La mort soudaine de celui qui restera comme le chef de la France Libre sera tenue secrète toute la nuit, le temps que Madame de Gaulle prévienne leurs deux enfants. La nouvelle tombe sur les téléscripteurs dans la matinée du 10 novembre. Peu avant midi, le président Georges Pompidou s’adresse aux Français à la télévision : « La France est veuve... ».
Les Français sont sous le choc. De toute part on salue la mémoire du fondateur de la Ve République. Dans Le Figaro du 11 novembre, jour anniversaire de l’Armistice de 1918, un dessin de Jacques Faizant restera célèbre : sous les traits de Marianne, la France pleure, agenouillée, sur un chêne tombé à terre.
« Je ne veux pas d’obsèques nationales »
Il était ainsi fait qu'il ne pouvait que servir son pays, et, au milieu de notre tristesse, nous lui devons encore ceci d'avoir vu un jour, sous les voûtes de notre vieille cathédrale, les nations unies autour de nous dans le respect et l'amitié.
Sans doute leurs représentants sont-ils venus saluer une dernière fois le dernier des Grands de la Seconde Guerre mondiale, mais qui, dans cette foule attentive et muette, n'aura pas senti que la courtoisie diplomatique n'était qu'une des raisons mineures de ce concours inouï de délégations funèbres, et qui n'aura pas compris qu'il s'agissait de bien autre chose que d'un témoignage international d'admiration rendu au prestige d'un homme d'Etat ?

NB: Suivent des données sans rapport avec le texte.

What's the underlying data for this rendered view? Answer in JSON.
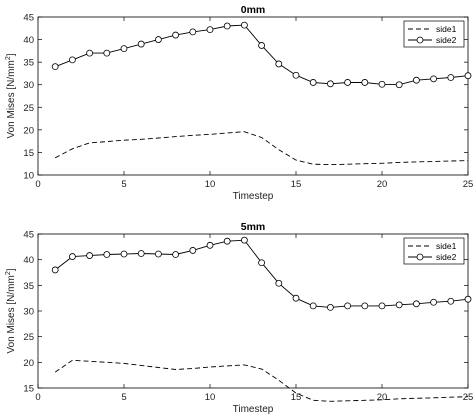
{
  "chart_data": [
    {
      "type": "line",
      "title": "0mm",
      "xlabel": "Timestep",
      "ylabel": "Von Mises [N/mm",
      "ylabel_sup": "2",
      "ylabel_tail": "]",
      "xlim": [
        0,
        25
      ],
      "ylim": [
        10,
        45
      ],
      "xticks": [
        "0",
        "5",
        "10",
        "15",
        "20",
        "25"
      ],
      "yticks": [
        "10",
        "15",
        "20",
        "25",
        "30",
        "35",
        "40",
        "45"
      ],
      "legend_position": "top-right",
      "series": [
        {
          "name": "side1",
          "style": "dashed",
          "x": [
            1,
            2,
            3,
            4,
            5,
            6,
            7,
            8,
            9,
            10,
            11,
            12,
            13,
            14,
            15,
            16,
            17,
            18,
            19,
            20,
            21,
            22,
            23,
            24,
            25
          ],
          "values": [
            13.8,
            15.8,
            17.1,
            17.4,
            17.7,
            17.9,
            18.2,
            18.5,
            18.8,
            19.0,
            19.3,
            19.6,
            18.3,
            15.6,
            13.3,
            12.4,
            12.3,
            12.4,
            12.5,
            12.6,
            12.8,
            12.9,
            13.0,
            13.1,
            13.2
          ]
        },
        {
          "name": "side2",
          "style": "solid-circle",
          "x": [
            1,
            2,
            3,
            4,
            5,
            6,
            7,
            8,
            9,
            10,
            11,
            12,
            13,
            14,
            15,
            16,
            17,
            18,
            19,
            20,
            21,
            22,
            23,
            24,
            25
          ],
          "values": [
            34.0,
            35.5,
            37.0,
            37.0,
            38.0,
            39.0,
            40.0,
            41.0,
            41.7,
            42.2,
            43.0,
            43.2,
            38.7,
            34.6,
            32.1,
            30.5,
            30.2,
            30.5,
            30.5,
            30.1,
            30.0,
            31.0,
            31.3,
            31.6,
            32.0
          ]
        }
      ]
    },
    {
      "type": "line",
      "title": "5mm",
      "xlabel": "Timestep",
      "ylabel": "Von Mises [N/mm",
      "ylabel_sup": "2",
      "ylabel_tail": "]",
      "xlim": [
        0,
        25
      ],
      "ylim": [
        15,
        45
      ],
      "xticks": [
        "0",
        "5",
        "10",
        "15",
        "20",
        "25"
      ],
      "yticks": [
        "15",
        "20",
        "25",
        "30",
        "35",
        "40",
        "45"
      ],
      "legend_position": "top-right",
      "series": [
        {
          "name": "side1",
          "style": "dashed",
          "x": [
            1,
            2,
            3,
            4,
            5,
            6,
            7,
            8,
            9,
            10,
            11,
            12,
            13,
            14,
            15,
            16,
            17,
            18,
            19,
            20,
            21,
            22,
            23,
            24,
            25
          ],
          "values": [
            18.1,
            20.4,
            20.2,
            20.0,
            19.8,
            19.4,
            19.0,
            18.6,
            18.8,
            19.1,
            19.3,
            19.5,
            18.7,
            16.5,
            14.0,
            12.6,
            12.4,
            12.5,
            12.6,
            12.7,
            12.9,
            13.0,
            13.1,
            13.2,
            13.3
          ]
        },
        {
          "name": "side2",
          "style": "solid-circle",
          "x": [
            1,
            2,
            3,
            4,
            5,
            6,
            7,
            8,
            9,
            10,
            11,
            12,
            13,
            14,
            15,
            16,
            17,
            18,
            19,
            20,
            21,
            22,
            23,
            24,
            25
          ],
          "values": [
            38.0,
            40.6,
            40.8,
            41.0,
            41.1,
            41.2,
            41.1,
            41.0,
            41.8,
            42.8,
            43.6,
            43.8,
            39.4,
            35.4,
            32.5,
            31.0,
            30.7,
            31.0,
            31.0,
            31.0,
            31.2,
            31.4,
            31.7,
            31.9,
            32.3
          ]
        }
      ]
    }
  ]
}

En fait, le monde politique a fait taire un instant ses dissentiments et ses ambitions pour s'incliner devant une volonté qui n'était pas une volonté de puissance, devant une grandeur qui devait bien peu de choses à la force, devant une intelligence tournée vers la paix, et, en fin de compte, c'est à « une certaine idée de la France » qu'il est venu rendre hommage.
ANDRE FROSSARD,
Le Figaro
La seule récompense
Nous pressentions qu'il tomberait d'un coup, comme ses frères, comme l'un des arbres de cette forêt des marches de l'Est où nous l'avons confiné deux fois... Il nous aura sauvés un jour du déshonneur, en chassant l'occupant des âmes françaises bien avant que les armées vinssent lui signifier ce congé sur le terrain ; il nous aura sauvés de la dictature et de la guerre civile, il nous aura rendu la confiance et l'amitié des peuples pauvres, il aura réconcilé la France avec l'image d'elle-même qu'elle avait distribuée à travers le monde, il aura reconstitué en sous-œuvre l'unité de son pays menacé de désintégration, il nous aura épargné la honte de retarder indéfiniment la libération des peuples auxquels nous avions enseigné la liberté, et nous lui aurons accordé l'an dernier, au mois d'avril, à la majorité, et pour reprendre une fois encore l'inoubliable mot du Soulier de satin, « la seule récompense qu'il méritât et qui fut digne de lui : l'ingratitude ». Il est parti avec ce viatique, précédé de peu par Edmond Michelet, son vieux compagnon, et il n'y aura pas de fin aux Mémoires ; mais cette mémoire n'aura pas de fin dans nos livres.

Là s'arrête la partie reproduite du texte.